A nova teoria é o turning point do conto. A ação a partir daí se precipita numa sucessão de internações descabidas. A população:
“Não se sabia já quem estava são, nem quem estava doido.”
O narrador dirá, com sabedoria:
“Daí em diante foi uma coleta desenfreada. Um homem não podia dar nascença ou curso à mais simples mentira do mundo, ainda daquelas que aproveitam ao inventor ou divulgador, que não fosse logo metido na Casa Verde. Tudo era loucura. Os cultores de enigmas, os fabricantes de charadas, de anagramas, os maldizentes, os curiosos da vida alheia.”
Nesse ponto vê-se claramente que a ficção, a imaginação, qualquer excesso do espírito não passava incólume ao cartesianismo do Dr. Bacamarte, culminando até mesmo na internação da própria D. Evarista. Em todos esses momentos, o narrador, que encobre o autor-implícito, faz a ruptura entre o homem de ciência e o homem de ficção, onde o primeiro enlouquece por excesso de imaginação “científica” e o segundo porta uma contundente verdade. Enquanto o homem de ciência despreza, encarcera, simbolicamente, o homem de ficção, este se “vinga” demonstrando onde está o falso: a partir daí o contista vai revelar que a exigência lógica do próprio cartesianismo é o que vai arrastar o alienista à Casa Verde. Dr. Bacamarte começa a desconfiar que sua teoria deve estar errada na medida em que, ao cabo de certo tempo, 4/5 da população se encontra internada.

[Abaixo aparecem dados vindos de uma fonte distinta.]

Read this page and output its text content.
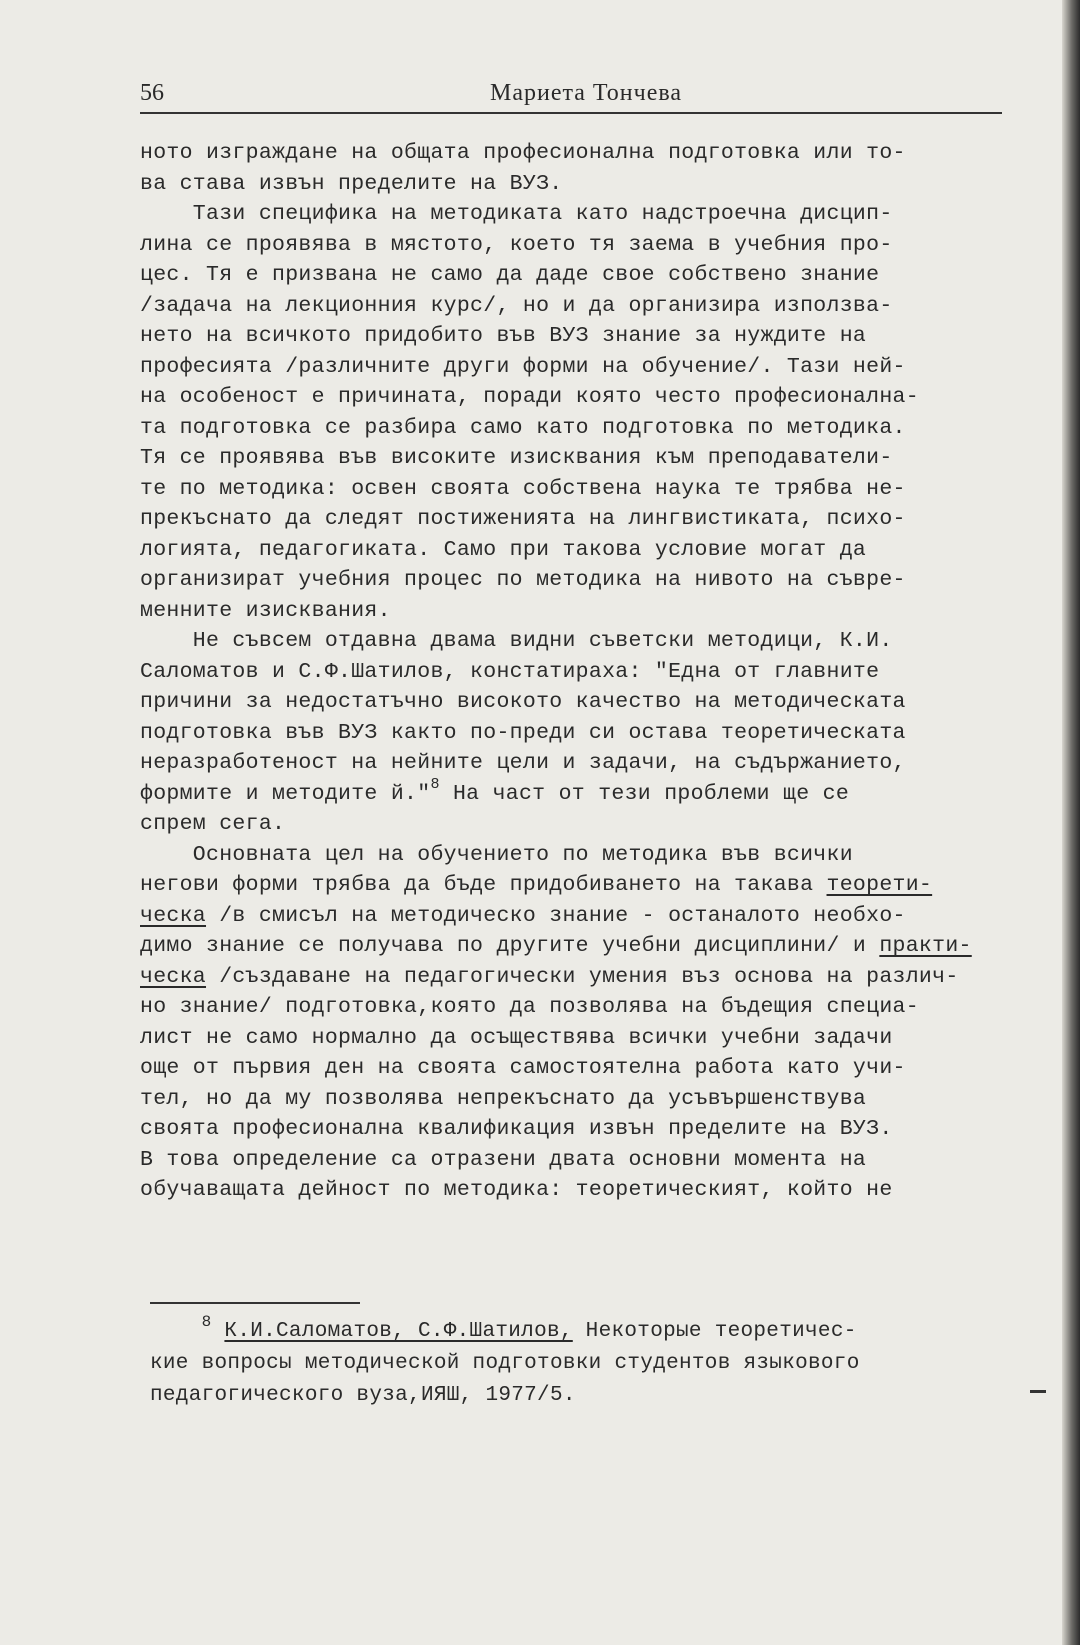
56	Мариета Тончева
ното изграждане на общата професионална подготовка или то-
ва става извън пределите на ВУЗ.
Тази специфика на методиката като надстроечна дисцип-
лина се проявява в мястото, което тя заема в учебния про-
цес. Тя е призвана не само да даде свое собствено знание
/задача на лекционния курс/, но и да организира използва-
нето на всичкото придобито във ВУЗ знание за нуждите на
професията /различните други форми на обучение/. Тази ней-
на особеност е причината, поради която често професионална-
та подготовка се разбира само като подготовка по методика.
Тя се проявява във високите изисквания към преподаватели-
те по методика: освен своята собствена наука те трябва не-
прекъснато да следят постиженията на лингвистиката, психо-
логията, педагогиката. Само при такова условие могат да
организират учебния процес по методика на нивото на съвре-
менните изисквания.
Не съвсем отдавна двама видни съветски методици, К.И.
Саломатов и С.Ф.Шатилов, констатираха: "Една от главните
причини за недостатъчно високото качество на методическата
подготовка във ВУЗ както по-преди си остава теоретическата
неразработеност на нейните цели и задачи, на съдържанието,
формите и методите й."$^8$ На част от тези проблеми ще се
спрем сега.
Основната цел на обучението по методика във всички
негови форми трябва да бъде придобиването на такава теорети-
ческа /в смисъл на методическо знание - останалото необхо-
димо знание се получава по другите учебни дисциплини/ и практи-
ческа /създаване на педагогически умения въз основа на различ-
но знание/ подготовка,която да позволява на бъдещия специа-
лист не само нормално да осъществява всички учебни задачи
още от първия ден на своята самостоятелна работа като учи-
тел, но да му позволява непрекъснато да усъвършенствува
своята професионална квалификация извън пределите на ВУЗ.
В това определение са отразени двата основни момента на
обучаващата дейност по методика: теоретическият, който не
$^8$ К.И.Саломатов, С.Ф.Шатилов, Некоторые теоретичес-
кие вопросы методической подготовки студентов языкового
педагогического вуза,ИЯШ, 1977/5.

O Dr. Simão vai ser obrigado, por uma questão de estatística, a concluir então pela teoria oposta: estatisticamente, a loucura só pode, então, ser o inverso de qualquer excesso: o perfeito juízo, ou seja, o perfeito equilíbrio das faculdades mentais. Dr. Simão liberta então a todos. Ainda assim, resta a determinação pela câmara de que sejam internados aqueles que demonstram o perfeito equilíbrio das faculdades mentais. Nesta parte, o conto sofre outra reviravolta. Aqueles que durante as rebeliões e ao longo das peripécias do nosso herói demonstraram sensatez e equilíbrio, são internados para estudo.
Bacamarte, por intermédio de seu tratamento, consegue provocar em seus “doentes” alguma prova de desmesura: seja algum excesso de ambição encoberto, seja alguma pequena distorção da realidade, seja alguma mentira com fins pouco nobres, etc. E, assim, consegue libertar um por um, esvaziando a Casa Verde.

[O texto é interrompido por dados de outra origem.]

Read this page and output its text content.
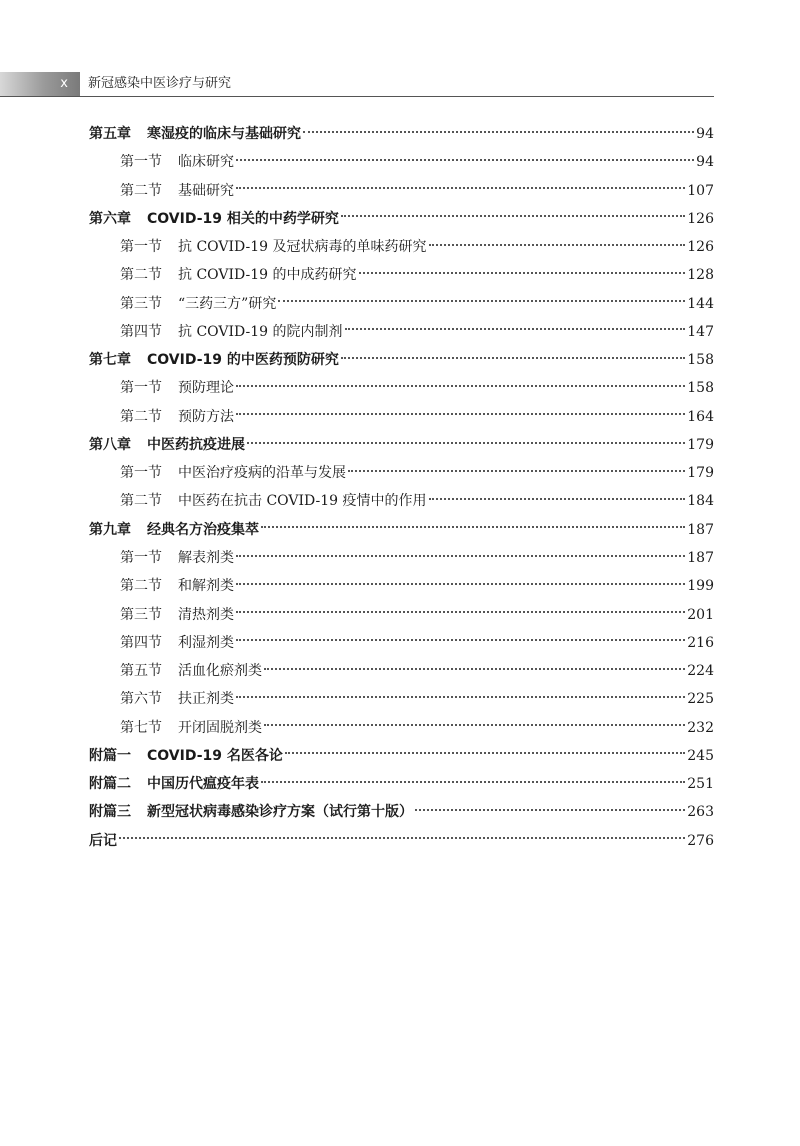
x	新冠感染中医诊疗与研究
第五章 寒湿疫的临床与基础研究	94
第一节 临床研究	94
第二节 基础研究	107
第六章 COVID-19 相关的中药学研究	126
第一节 抗 COVID-19 及冠状病毒的单味药研究	126
第二节 抗 COVID-19 的中成药研究	128
第三节 “三药三方”研究	144
第四节 抗 COVID-19 的院内制剂	147
第七章 COVID-19 的中医药预防研究	158
第一节 预防理论	158
第二节 预防方法	164
第八章 中医药抗疫进展	179
第一节 中医治疗疫病的沿革与发展	179
第二节 中医药在抗击 COVID-19 疫情中的作用	184
第九章 经典名方治疫集萃	187
第一节 解表剂类	187
第二节 和解剂类	199
第三节 清热剂类	201
第四节 利湿剂类	216
第五节 活血化瘀剂类	224
第六节 扶正剂类	225
第七节 开闭固脱剂类	232
附篇一 COVID-19 名医各论	245
附篇二 中国历代瘟疫年表	251
附篇三 新型冠状病毒感染诊疗方案（试行第十版）	263
后记	276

Surpreende-se, contudo, o nosso obstinado alienista: não haverá em Itaguaí um único louco?
A partir daí está preparado o terreno para o tragicômico desfecho da história, fatal para o herói, pois a conseqüência lógica é que o próprio Bacamarte, conta o narrador:
“Achou em si os característicos do perfeito equilíbrio mental e moral. Poderia considerar-se um acabado mentecapto!. Ainda assim, em seu afã objetivista, Bacamarte convoca os amigos que ponderam com ele:
Dr. Simão possuía todas as qualidades do perfeito equilíbrio mental: sagacidade, paciência, perseverança, tolerância, veracidade, vigor moral, lealdade. E o pior: mais uma qualidade ¾ a da modéstia, que o impedia de ver-se como tendo o juízo perfeito:
Era decisivo. Simão Bacamarte curvou a cabeça juntamente alegre e triste, e ainda mais alegra do que triste. Ato contínuo, recolheu-se à Casa Verde (..) ¾ a questão é científica, dizia ele; trata-se de uma doutrina nova, cujo primeiro exemplo sou eu. Reúno em mim mesmo a teoria e a prática.”
Simão Bacamarte morre dali a 17 meses, sem ter podido alcançar nada. A alusão é evidente: sujeito e objeto do conhecimento se fundem, e a metodologia positivista fracassa.
Freud teve melhor sorte.
O encerramento de Freud em sua Casa Verde particular, a sua conhecida auto-análise, resultou na elaboração de sua obra magna, A interpretação dos sonhos, onde ele elabora uma nova lógica para a vida psíquica, a lógica do inconsciente, respondendo, assim, o pensamento humano por uma nova sintaxe, para além da sintaxe do homem diurno da vigília. Um novo modo de conhecer, um novo paradigma é criado pela Psicanálise, que nada tem a ver com o paradigma da medicina, muito embora brote de seu interior, particularmente da neurologia.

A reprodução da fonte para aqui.